American academic administrator

Bill Hardgrave is an American academic administrator who currently serves as the president of the University of Memphis, a role he has held since April 1, 2022. He was previously the provost and vice president for academic affairs at Auburn University. Prior to his time at Auburn, he served as the Bradberry Chair in Information Systems in the Sam M. Walton College of Business at the University of Arkansas.

== Background ==
Hardgrave graduated from Arkansas Tech University in 1987 with a bachelor of science in Computer Science. In 1990, he received an MBA with an emphasis in Computer Information Systems from Missouri State University. Hardgrave graduated from Oklahoma State University with a PhD in Management Information Systems in 1993.

== Career ==
From 2001-10, Hardgrave served as the Bradberry Chair in Information Systems in the Sam M. Walton College of Business at the University of Arkansas. In 1999, he established the Information Technology Research Institute at Arkansas, serving as the institute's executive director. During his time at Arkansas, he founded and directed the RFID Research Center, serving in that role from 2005-10.

Hardgrave became the dean of Auburn University’s Harbert College of Business in August 2010, a role he held through December 2017. During his time, Hardgrave oversaw growth in areas such as student enrollment, undergraduate/graduate programs and student/faculty resources. In 2013, Hardgrave secured the then-largest donation in the history of Auburn University with a $40 million gift from Raymond J. Harbert. The Harbert family followed that donation with a $15 million contribution three years later to help fund a new graduate business building, which was named Horton-Hardgrave Hall in honor of Hardgrave and George Horton, two former Auburn University deans.

Hardgrave oversaw the founding of the Auburn University Radio Frequency Identification (RFID) lab, the Geospatial Research and Applications Center and the Center for Supply Chain Innovation. Hardgrave's time as the Harbert College of Business dean also saw the creation of a Business Analytics undergraduate major, a PhD program in Finance and an online MS in Finance.

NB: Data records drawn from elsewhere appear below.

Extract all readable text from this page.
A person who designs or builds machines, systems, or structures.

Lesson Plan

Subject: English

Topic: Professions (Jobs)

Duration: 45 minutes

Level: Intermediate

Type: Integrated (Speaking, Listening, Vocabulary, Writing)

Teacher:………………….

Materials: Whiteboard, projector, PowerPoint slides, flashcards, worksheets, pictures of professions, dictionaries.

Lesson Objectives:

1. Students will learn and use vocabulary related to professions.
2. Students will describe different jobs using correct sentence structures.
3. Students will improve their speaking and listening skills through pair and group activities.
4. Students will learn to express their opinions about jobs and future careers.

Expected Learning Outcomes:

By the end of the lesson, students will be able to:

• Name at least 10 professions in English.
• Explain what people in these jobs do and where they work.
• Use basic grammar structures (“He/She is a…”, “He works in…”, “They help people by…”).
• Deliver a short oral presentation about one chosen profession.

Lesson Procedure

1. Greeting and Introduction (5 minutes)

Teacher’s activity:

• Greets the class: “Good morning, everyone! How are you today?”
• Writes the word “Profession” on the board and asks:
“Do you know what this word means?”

Hardgrave's leadership led the Harbert College of Business to receive external validation of several of its programs, highlighted by Top 10 national rankings for the undergraduate Supply Chain Management and online MBA programs, online Master of Accountancy and online MS in both Finance and Information Systems.

Hardgrave was named Auburn's Provost and Senior Vice President for Academic Affairs in January 2018. His time in the role saw him lead Auburn’s 12 colleges and schools, including the College of Veterinary Medicine and School of Pharmacy, while overseeing academic resources, support units and instructional research programs and managing the procedures for faculty recruitment, appointments, promotions and tenure during his time as provost.

On November 9, 2021, the University of Memphis Board of Trustees announced Hardgrave as the university's next president. He began his tenure on April 1, 2022.

== Research ==
Hardgrave's research career has seen him be awarded two patents and publish five books, as well as over 85 articles. Several of Hardgrave's publications came in leading journals such as MIS Quarterly, Production & Operations Management, Journal of Management Information Systems and the European Journal of Information Systems. Hardgrave's research has been cited by The Wall Street Journal, CNN, BusinessWeek and The NewsHour with Jim Lehrer, among others.

In May 2009 while working as the executive director of the RFID Research Center at Arkansas, Hardgrave received the Ted Williams Award from AIM Global as the most influential researcher in the field of RFID. In 2013, he was awarded the Special Achievement award from the RFID Journal for his overall impact on the field. Hardgrave has delivered nearly 200 invited talks worldwide to a total audience of more than 35,000 people.

== Family ==
Hardgrave and his wife Ronda have two children, Rachel and Gavin.